Dáil debates

Wednesday, 7 July 2021

Post Office Network: Motion [Private Members]

 

10:27 am

Photo of Peadar TóibínPeadar Tóibín (Meath West, Aontú) | Oireachtas source

We are delighted to be able to bring this motion to the floor of the Dáil because it is such an important motion. In many ways, rural Ireland has become a box-ticking exercise in the Dáil over the years. We have a situation with regard to rural and regional Ireland in that they are becoming increasingly peripheral to the development of this country. Ireland is developing into a city state. Dublin, in its size in proportion to the rest of the country, is an outlier in European terms. Even in Britain, London is considered to be too big for the British economy and yet London is only a small percentage of the size of Dublin in relative terms.

It is estimated that about 45% of infrastructural investment which happens now happens in the greater Dublin area. That is not trying to reduce Dublin in any way. Dublin is suffering as a result of this really poor spatial development and a lack of access to housing, schools and with regard to transportation and seized-up transportation routes. Logically, we need to make sure we have balanced delivery of development and spatial development in the country. That has to be underpinned by the State in the provision of services.

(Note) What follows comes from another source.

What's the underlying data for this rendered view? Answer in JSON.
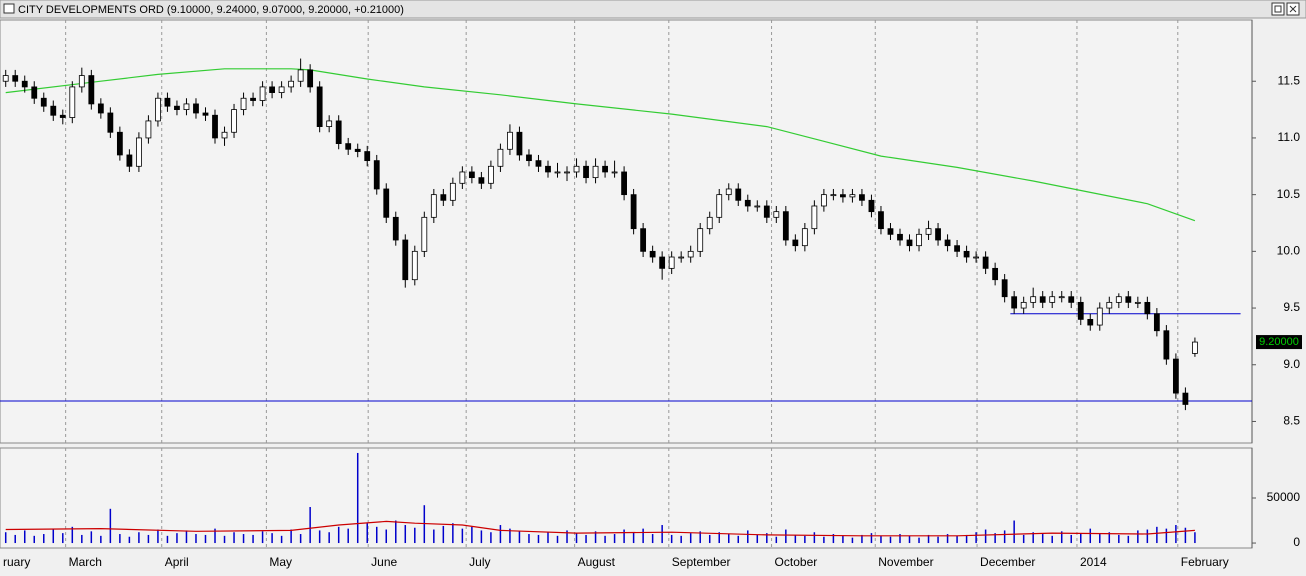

One of the big issues which has reduced the health and well-being of small- to medium-sized towns throughout the country is the lack of services. The post office network has been one of those anchor services in that, when it delivers properly within the community, it invites people from a large hinterland into that town or village and makes sure that town or village is vibrant. I see it in my own constituency where we see that, in recent times, where the Government has closed post offices, the hairdresser or shop next door to the post office closes quite shortly afterwards as people start to head into the bigger hubs and towns.

Reducing the ability of post offices to function and closing them is a direct attack on regional and rural Ireland. It accelerates the process happening, whereby people are moving into bigger towns and cities all the time. If you look at the average age in Balbriggan, it is ten years younger than the average age in Killarney. What is happening there is younger people no longer have a viable life in some rural and regional areas and feel they have to go to larger cities to get a job. Of course, they cannot afford to buy a house in those larger cities and so they live in a growing commuter belt and experience a commuter hell which many people currently experience.

We have a lopsided development in this country with an overheating Dublin and a massive commuter belt which is now spreading into different provinces. People are living in a different province from the place where they work, which is an incredible situation. At the heart of that is this Government's lack of commitment to the development of small towns and villages throughout the country. Covid-19 has provided an opportunity or silver lining with regard to these small towns and villages. To do that, however, the Government needs to make sure the post offices become a hub of services for those small towns and villages, where people can get insurance, do their banking or get a driving licence and can get in the post office all of the different elements on which they would normally engage with the State.

I ask the Minister of State to listen to the motion proposed by the Regional Group and take it on board.